Ozer et al. [9] described a case–control study of 14 distal radius osteotomies stabilised by a locked volar plate, without filling of the osteotomy gap, and found no delay in healing compared with the control group.

Our study is the first to describe correction osteotomies of the distal radius for dorsal malunion, with double dorsal plating, without filling of the osteotomy defect. With the latter, surgical—and tourniquet time was reduced. The patient did not have to undergo a bone-grafting procedure. Nor were bone substitutes or bioactive materials, which increase the costs for this procedure substantially, used. Despite this, our functional and radiological results were similar if not better than comparable series where bone grafting or bone substitutes were used.

The limitations of this study include factors relating to the retrospective nature of this study. Preoperative functional outcome scores were not measured, and there was no control group.

Another important limitation is the small number of patients included in this study. Even though the numbers are small, these eleven patients show that it is possible to promote union in the osteotomy gap of the distal radius without filling of the gap when locked dorsal plates are used.

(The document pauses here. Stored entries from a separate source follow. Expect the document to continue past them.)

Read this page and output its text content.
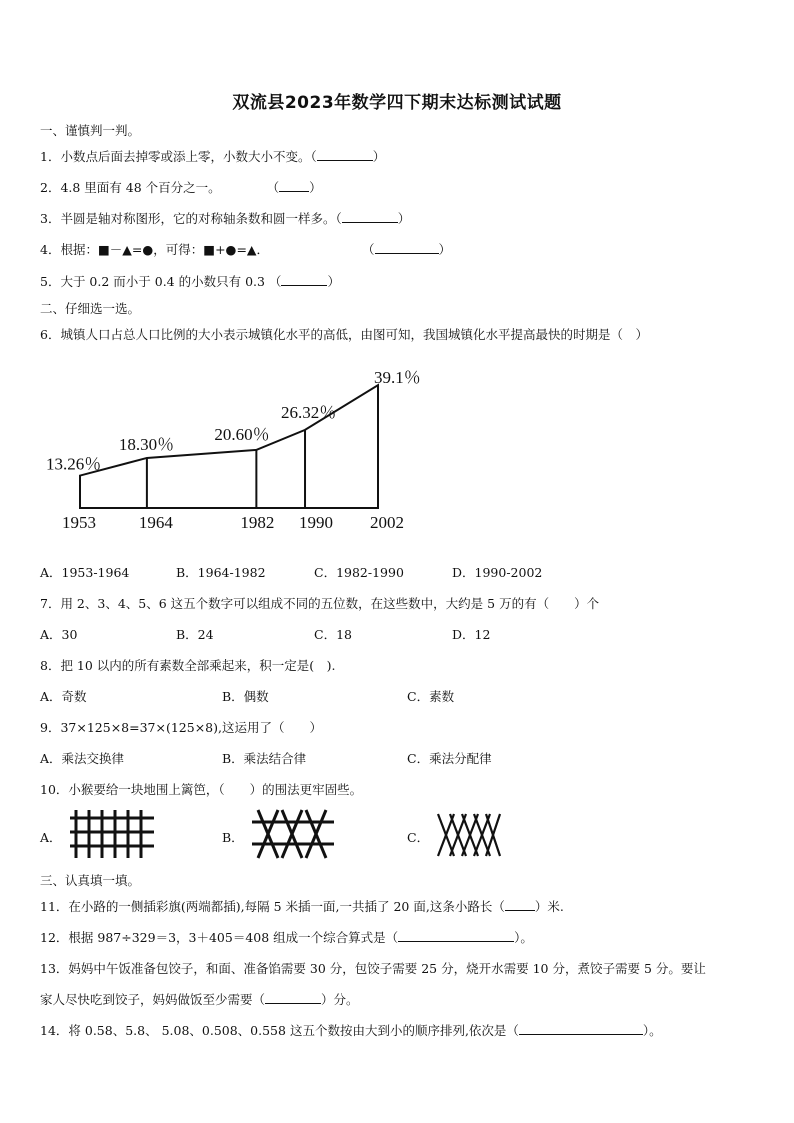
双流县2023年数学四下期末达标测试试题
一、谨慎判一判。
1．小数点后面去掉零或添上零，小数大小不变。（	）
2．4.8 里面有 48 个百分之一。	（ ）
3．半圆是轴对称图形，它的对称轴条数和圆一样多。（	）
4．根据：■－▲=●，可得：■+●=▲．	（	）
5．大于 0.2 而小于 0.4 的小数只有 0.3 （	）
二、仔细选一选。
6．城镇人口占总人口比例的大小表示城镇化水平的高低，由图可知，我国城镇化水平提高最快的时期是（　）
13.26％
18.30％
20.60％
26.32％
39.1％
1953	1964	1982 1990 2002
A．1953-1964	B．1964-1982	C．1982-1990	D．1990-2002
7．用 2、3、4、5、6 这五个数字可以组成不同的五位数，在这些数中，大约是 5 万的有（　　）个
A．30	B．24	C．18	D．12
8．把 10 以内的所有素数全部乘起来，积一定是(　).
A．奇数	B．偶数	C．素数
9．37×125×8=37×(125×8),这运用了（　　）
A．乘法交换律	B．乘法结合律	C．乘法分配律
10．小猴要给一块地围上篱笆，（　　）的围法更牢固些。
A．	B．	C．
三、认真填一填。
11．在小路的一侧插彩旗(两端都插),每隔 5 米插一面,一共插了 20 面,这条小路长（ ）米.
12．根据 987÷329＝3，3＋405＝408 组成一个综合算式是（	）。
13．妈妈中午饭准备包饺子，和面、准备馅需要 30 分，包饺子需要 25 分，烧开水需要 10 分，煮饺子需要 5 分。要让
家人尽快吃到饺子，妈妈做饭至少需要（	）分。
14．将 0.58、5.8、 5.08、0.508、0.558 这五个数按由大到小的顺序排列,依次是（	）。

Furthermore, since our primary endpoint was union, our follow-up time was relatively short to report reliably on complications related to this procedure such as osteoarthritic changes, tendon irritation or tendon ruptures. To measure the time saved and the effect limiting the surgery has on the adequate correction of the anatomy, a prospective study would be necessary.

In conclusion, performing distal radial correction osteotomy for dorsally displaced distal radius malunion, stabilised by dorsal bicolumnar locked plates can be performed safely in most patients with symptomatic malunion of the distal radius without filling of the osteotomy gap. The latter reduces surgical trauma and the operating time and simplifies the procedure. The surgeon can then concentrate on the most important part of the procedure: adequate correction of the deformity.